A Portaria nº 934, publicada pelo Ministério da Agricultura e Pecuária, elevou o preço mínimo do algodão em pluma de R$ 114,58 para R$ 119,13 por arroba. O valor será aplicado à safra 2026/27, com períodos de vigência diferentes conforme a região produtora.

No Centro-Oeste, em Minas Gerais e no oeste da Bahia, onde está concentrada a maior parte da produção nacional, o novo preço valerá entre maio de 2027 e abril de 2028. No Sul e no Sudeste, com exceção de Minas Gerais, a vigência começará em março de 2027. Nas demais áreas do Norte e do Nordeste, a referência entrará em vigor em julho do próximo ano.

O governo também aumentou o preço mínimo do algodão em caroço, de R$ 45,83 para R$ 47,65 por 15 quilos.
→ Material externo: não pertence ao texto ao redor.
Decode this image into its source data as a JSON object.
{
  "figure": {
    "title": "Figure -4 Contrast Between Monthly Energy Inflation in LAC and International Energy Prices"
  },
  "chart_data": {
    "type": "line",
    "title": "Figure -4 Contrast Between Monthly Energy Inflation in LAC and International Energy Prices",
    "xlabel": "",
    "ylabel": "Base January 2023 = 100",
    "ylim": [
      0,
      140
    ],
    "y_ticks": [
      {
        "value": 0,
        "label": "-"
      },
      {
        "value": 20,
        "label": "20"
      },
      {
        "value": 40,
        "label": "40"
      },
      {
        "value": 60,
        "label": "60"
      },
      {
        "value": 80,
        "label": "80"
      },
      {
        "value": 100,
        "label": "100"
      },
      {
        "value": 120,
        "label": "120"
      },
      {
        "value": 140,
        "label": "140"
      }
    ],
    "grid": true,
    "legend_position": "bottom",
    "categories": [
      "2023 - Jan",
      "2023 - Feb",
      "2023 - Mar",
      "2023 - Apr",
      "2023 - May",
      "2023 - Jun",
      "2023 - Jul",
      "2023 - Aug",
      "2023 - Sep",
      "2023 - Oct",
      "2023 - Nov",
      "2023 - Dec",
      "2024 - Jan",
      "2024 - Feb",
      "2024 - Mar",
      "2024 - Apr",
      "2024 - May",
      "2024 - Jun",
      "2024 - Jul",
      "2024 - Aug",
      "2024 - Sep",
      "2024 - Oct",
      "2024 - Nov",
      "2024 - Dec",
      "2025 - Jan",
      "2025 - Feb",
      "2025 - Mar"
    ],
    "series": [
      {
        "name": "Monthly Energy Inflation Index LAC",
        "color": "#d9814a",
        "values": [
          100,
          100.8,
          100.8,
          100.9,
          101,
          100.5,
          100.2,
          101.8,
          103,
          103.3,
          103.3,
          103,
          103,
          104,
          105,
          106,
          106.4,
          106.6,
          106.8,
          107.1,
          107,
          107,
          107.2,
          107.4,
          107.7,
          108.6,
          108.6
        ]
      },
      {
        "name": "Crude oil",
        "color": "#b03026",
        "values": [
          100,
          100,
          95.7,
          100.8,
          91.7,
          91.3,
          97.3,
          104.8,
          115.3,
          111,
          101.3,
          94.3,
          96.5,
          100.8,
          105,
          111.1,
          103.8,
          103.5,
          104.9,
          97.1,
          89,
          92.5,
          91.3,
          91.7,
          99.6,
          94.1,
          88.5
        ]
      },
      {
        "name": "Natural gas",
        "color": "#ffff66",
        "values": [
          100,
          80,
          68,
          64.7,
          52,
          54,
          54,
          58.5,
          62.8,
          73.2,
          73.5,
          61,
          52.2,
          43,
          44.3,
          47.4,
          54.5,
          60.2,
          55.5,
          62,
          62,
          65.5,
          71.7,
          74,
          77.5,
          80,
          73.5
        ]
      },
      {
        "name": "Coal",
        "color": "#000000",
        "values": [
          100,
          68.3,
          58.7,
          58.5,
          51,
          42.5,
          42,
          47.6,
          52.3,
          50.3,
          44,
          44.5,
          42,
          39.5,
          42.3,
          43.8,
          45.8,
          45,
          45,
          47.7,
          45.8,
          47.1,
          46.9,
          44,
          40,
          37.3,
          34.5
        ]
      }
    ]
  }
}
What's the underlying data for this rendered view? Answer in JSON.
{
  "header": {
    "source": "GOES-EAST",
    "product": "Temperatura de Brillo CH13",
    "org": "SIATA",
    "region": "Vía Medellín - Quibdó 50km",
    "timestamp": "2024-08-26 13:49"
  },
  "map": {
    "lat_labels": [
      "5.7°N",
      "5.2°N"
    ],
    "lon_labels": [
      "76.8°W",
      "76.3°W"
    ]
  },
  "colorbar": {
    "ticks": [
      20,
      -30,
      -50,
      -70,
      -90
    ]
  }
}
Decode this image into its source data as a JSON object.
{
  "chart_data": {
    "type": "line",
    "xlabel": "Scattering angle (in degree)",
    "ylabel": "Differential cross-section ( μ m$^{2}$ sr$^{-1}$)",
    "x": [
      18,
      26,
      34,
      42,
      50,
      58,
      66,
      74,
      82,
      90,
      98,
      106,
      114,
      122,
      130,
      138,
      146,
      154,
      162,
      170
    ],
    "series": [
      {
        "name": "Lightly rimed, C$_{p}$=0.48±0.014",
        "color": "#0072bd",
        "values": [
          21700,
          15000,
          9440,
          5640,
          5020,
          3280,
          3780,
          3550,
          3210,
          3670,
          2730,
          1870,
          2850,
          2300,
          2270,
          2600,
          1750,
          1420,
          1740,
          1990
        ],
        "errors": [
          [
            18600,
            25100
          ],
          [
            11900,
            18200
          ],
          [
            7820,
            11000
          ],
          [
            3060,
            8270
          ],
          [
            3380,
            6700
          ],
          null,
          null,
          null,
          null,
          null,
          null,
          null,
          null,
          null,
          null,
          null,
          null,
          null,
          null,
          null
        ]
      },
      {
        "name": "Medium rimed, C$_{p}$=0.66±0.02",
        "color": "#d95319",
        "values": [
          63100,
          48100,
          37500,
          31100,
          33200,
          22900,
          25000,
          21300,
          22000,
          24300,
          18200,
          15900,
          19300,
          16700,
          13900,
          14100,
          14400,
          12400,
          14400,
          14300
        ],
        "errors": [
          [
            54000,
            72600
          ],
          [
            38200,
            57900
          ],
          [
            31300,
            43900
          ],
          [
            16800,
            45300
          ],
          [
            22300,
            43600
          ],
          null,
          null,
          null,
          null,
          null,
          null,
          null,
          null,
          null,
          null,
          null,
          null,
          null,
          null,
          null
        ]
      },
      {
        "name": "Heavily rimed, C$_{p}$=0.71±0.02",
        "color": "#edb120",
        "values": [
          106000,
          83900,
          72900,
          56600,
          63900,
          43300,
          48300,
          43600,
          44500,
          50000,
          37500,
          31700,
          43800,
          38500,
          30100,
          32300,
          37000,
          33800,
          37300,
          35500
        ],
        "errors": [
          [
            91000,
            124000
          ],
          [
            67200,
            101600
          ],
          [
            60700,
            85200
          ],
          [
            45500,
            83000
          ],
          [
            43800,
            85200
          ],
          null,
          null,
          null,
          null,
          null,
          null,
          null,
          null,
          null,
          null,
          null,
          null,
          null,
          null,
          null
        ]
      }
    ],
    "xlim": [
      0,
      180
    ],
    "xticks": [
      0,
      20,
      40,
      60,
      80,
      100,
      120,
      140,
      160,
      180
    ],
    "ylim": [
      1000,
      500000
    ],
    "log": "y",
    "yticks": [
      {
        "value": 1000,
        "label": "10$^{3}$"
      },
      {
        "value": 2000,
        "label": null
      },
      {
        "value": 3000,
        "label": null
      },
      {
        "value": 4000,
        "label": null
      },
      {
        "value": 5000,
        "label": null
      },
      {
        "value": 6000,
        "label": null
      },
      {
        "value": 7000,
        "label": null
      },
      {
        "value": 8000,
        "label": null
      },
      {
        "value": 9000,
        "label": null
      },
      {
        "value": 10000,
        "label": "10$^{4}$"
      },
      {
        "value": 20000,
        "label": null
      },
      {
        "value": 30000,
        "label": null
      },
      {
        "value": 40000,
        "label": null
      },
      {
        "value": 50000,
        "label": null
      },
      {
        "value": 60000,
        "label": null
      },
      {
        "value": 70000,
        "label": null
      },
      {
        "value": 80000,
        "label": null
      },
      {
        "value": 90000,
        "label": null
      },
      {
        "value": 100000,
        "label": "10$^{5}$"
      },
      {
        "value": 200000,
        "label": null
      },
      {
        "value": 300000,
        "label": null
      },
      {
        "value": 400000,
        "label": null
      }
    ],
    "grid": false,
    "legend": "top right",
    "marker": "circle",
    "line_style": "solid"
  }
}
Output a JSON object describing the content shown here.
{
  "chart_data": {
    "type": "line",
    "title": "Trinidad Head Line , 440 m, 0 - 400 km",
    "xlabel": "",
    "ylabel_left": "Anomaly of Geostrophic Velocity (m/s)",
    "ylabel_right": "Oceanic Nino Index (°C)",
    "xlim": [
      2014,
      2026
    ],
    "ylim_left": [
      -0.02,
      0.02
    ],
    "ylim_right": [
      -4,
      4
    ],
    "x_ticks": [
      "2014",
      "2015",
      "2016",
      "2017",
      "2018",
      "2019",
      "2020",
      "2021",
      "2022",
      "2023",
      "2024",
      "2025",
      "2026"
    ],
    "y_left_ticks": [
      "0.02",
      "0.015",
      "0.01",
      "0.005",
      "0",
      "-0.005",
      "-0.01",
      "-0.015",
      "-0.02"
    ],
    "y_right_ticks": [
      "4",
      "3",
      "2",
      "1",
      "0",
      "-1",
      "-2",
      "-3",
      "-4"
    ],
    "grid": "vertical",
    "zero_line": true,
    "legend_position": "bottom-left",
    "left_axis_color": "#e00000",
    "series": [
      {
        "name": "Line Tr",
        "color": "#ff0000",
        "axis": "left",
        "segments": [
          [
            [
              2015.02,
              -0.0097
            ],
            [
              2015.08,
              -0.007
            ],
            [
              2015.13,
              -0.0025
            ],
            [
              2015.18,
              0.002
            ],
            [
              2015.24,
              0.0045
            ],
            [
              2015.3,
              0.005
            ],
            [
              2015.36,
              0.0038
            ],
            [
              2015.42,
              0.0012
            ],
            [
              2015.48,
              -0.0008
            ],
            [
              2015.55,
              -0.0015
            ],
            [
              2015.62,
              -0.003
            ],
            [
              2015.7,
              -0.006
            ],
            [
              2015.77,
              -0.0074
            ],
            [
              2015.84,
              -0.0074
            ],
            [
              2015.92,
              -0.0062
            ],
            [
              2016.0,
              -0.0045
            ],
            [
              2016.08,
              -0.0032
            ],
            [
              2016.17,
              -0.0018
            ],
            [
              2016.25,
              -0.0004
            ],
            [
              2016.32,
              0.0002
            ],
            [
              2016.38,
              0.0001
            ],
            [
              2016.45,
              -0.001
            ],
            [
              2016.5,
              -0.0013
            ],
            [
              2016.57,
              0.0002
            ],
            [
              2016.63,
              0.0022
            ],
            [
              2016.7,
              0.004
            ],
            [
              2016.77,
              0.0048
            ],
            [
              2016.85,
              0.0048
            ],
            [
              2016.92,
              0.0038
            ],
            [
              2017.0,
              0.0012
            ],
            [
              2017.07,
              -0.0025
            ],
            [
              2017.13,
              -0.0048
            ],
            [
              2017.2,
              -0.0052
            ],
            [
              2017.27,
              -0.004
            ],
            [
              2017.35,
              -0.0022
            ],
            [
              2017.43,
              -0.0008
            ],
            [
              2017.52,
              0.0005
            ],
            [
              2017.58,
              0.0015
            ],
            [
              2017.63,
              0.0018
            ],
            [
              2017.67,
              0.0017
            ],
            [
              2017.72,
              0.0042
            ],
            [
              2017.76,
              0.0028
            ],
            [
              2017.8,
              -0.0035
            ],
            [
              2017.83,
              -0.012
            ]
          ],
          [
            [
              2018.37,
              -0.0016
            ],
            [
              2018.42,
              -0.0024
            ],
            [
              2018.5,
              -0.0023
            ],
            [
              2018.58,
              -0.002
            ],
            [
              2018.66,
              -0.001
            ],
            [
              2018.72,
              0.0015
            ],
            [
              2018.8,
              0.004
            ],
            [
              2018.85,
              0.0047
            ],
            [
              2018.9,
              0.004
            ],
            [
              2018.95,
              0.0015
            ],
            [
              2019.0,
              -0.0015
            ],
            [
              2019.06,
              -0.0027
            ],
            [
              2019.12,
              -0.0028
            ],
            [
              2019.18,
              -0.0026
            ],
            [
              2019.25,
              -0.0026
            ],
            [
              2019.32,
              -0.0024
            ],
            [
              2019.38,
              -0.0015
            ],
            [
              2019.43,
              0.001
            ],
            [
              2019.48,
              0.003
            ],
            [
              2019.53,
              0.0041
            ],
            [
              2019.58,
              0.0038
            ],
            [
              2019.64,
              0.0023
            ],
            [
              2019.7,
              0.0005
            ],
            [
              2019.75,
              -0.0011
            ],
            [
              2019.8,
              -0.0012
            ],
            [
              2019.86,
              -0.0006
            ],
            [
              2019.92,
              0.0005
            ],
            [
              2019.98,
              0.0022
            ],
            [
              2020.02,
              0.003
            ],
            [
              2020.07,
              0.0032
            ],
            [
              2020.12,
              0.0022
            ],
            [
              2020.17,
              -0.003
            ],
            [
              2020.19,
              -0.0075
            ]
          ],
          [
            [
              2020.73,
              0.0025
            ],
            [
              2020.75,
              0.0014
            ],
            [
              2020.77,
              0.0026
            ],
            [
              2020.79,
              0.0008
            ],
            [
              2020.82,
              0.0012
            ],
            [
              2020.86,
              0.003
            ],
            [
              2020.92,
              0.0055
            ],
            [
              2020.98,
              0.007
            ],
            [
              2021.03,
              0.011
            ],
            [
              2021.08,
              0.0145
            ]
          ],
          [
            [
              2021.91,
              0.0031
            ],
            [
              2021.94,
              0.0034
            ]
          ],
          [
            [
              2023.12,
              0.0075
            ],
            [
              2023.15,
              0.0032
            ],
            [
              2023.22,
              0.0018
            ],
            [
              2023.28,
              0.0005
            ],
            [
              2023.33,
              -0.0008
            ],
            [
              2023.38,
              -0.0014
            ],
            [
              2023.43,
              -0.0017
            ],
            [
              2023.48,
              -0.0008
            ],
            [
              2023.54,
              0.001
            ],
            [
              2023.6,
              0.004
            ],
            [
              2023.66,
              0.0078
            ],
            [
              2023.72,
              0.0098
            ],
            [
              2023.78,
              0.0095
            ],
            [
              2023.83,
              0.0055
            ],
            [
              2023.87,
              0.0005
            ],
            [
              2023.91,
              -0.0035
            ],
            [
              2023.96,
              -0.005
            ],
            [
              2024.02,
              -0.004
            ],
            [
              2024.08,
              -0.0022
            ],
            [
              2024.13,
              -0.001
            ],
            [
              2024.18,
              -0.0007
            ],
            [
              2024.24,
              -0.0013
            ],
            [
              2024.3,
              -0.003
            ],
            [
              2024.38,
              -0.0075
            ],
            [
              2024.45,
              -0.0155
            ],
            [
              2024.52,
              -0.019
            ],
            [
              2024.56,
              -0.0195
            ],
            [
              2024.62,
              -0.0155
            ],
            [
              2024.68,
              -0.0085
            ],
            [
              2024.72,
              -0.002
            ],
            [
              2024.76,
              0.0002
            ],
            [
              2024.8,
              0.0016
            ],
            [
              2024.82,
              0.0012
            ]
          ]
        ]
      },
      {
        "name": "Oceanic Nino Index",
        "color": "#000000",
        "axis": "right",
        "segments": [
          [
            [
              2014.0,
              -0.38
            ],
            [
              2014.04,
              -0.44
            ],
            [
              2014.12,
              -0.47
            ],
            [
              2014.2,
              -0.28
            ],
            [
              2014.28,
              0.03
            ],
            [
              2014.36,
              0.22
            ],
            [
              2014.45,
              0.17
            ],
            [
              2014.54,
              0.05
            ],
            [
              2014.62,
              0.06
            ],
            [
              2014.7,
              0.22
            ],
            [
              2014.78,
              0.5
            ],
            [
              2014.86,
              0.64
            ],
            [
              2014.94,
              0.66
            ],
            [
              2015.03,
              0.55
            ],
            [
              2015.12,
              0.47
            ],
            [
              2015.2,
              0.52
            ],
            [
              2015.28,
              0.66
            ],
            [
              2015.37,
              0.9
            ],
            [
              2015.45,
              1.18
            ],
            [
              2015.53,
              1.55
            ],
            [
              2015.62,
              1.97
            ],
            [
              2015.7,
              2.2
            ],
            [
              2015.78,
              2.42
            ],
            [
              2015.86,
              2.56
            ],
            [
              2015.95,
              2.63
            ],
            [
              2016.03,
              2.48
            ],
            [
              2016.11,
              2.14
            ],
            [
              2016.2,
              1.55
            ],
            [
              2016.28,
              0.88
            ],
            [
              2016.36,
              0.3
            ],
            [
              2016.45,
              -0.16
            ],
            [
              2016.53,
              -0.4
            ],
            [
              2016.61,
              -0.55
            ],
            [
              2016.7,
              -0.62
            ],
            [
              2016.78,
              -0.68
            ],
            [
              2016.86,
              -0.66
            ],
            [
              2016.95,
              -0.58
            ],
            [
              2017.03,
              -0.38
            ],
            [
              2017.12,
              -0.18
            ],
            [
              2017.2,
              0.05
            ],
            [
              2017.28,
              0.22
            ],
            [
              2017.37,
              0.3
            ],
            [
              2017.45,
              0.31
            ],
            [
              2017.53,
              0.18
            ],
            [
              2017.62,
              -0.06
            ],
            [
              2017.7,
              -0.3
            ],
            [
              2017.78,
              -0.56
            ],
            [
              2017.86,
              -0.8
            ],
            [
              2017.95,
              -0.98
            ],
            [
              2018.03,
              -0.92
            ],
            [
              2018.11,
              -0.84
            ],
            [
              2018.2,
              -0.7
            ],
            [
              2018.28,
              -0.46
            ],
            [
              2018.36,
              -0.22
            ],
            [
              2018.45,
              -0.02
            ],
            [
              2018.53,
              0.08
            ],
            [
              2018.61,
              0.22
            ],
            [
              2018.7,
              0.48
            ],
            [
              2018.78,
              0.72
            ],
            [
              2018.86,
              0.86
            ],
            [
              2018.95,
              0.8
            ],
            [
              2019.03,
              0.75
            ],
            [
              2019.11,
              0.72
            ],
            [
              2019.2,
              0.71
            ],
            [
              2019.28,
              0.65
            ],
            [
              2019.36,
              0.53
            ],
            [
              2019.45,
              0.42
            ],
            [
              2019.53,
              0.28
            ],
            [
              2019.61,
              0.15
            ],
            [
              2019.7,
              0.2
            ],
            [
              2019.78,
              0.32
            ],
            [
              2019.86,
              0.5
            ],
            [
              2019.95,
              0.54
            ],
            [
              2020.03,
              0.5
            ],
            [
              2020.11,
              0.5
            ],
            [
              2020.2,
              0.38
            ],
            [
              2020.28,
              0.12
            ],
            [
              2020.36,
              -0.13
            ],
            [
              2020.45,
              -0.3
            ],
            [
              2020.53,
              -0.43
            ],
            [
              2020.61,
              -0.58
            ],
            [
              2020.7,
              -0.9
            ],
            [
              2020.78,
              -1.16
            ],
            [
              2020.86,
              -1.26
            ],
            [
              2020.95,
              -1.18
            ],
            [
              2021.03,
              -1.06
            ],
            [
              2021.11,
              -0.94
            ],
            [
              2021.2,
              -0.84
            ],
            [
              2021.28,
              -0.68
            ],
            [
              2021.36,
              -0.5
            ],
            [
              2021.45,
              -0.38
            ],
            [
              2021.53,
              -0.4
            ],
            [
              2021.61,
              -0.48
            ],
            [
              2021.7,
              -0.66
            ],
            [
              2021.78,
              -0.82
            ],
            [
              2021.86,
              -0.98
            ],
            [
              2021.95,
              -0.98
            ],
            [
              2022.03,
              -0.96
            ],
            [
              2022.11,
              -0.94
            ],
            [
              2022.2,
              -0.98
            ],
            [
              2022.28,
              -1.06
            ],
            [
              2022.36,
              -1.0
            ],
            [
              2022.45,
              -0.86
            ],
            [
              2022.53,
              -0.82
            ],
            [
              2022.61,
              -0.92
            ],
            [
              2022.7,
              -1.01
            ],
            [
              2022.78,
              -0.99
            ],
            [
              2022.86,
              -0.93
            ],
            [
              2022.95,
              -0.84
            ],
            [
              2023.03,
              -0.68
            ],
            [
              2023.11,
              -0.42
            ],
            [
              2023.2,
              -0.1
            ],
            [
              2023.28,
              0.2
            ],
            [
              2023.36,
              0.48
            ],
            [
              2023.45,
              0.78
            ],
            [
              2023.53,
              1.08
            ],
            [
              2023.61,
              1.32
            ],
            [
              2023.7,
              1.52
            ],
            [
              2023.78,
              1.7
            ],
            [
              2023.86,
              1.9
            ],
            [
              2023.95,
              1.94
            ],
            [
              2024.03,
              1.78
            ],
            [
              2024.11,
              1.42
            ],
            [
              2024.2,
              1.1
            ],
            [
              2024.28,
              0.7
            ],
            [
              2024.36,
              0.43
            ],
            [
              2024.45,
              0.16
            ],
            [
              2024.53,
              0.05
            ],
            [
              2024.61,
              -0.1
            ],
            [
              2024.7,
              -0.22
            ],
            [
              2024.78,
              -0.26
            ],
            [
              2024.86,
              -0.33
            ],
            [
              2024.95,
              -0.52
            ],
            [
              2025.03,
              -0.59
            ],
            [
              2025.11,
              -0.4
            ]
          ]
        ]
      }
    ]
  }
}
Para o caroço de algodão, utilizado principalmente na alimentação animal e na fabricação de óleo, o valor passou de R$ 6,73 para R$ 7,15, alta de 6,24%.

Os preços integram a Política de Garantia de Preços Mínimos (PGPM). Na prática, funcionam como referência para eventuais operações públicas de apoio à comercialização quando as cotações ficam abaixo do patamar estabelecido. A existência do preço mínimo, porém, não significa que o governo comprará automaticamente a produção. As intervenções dependem de regulamentação, disponibilidade de recursos e decisão das autoridades econômicas.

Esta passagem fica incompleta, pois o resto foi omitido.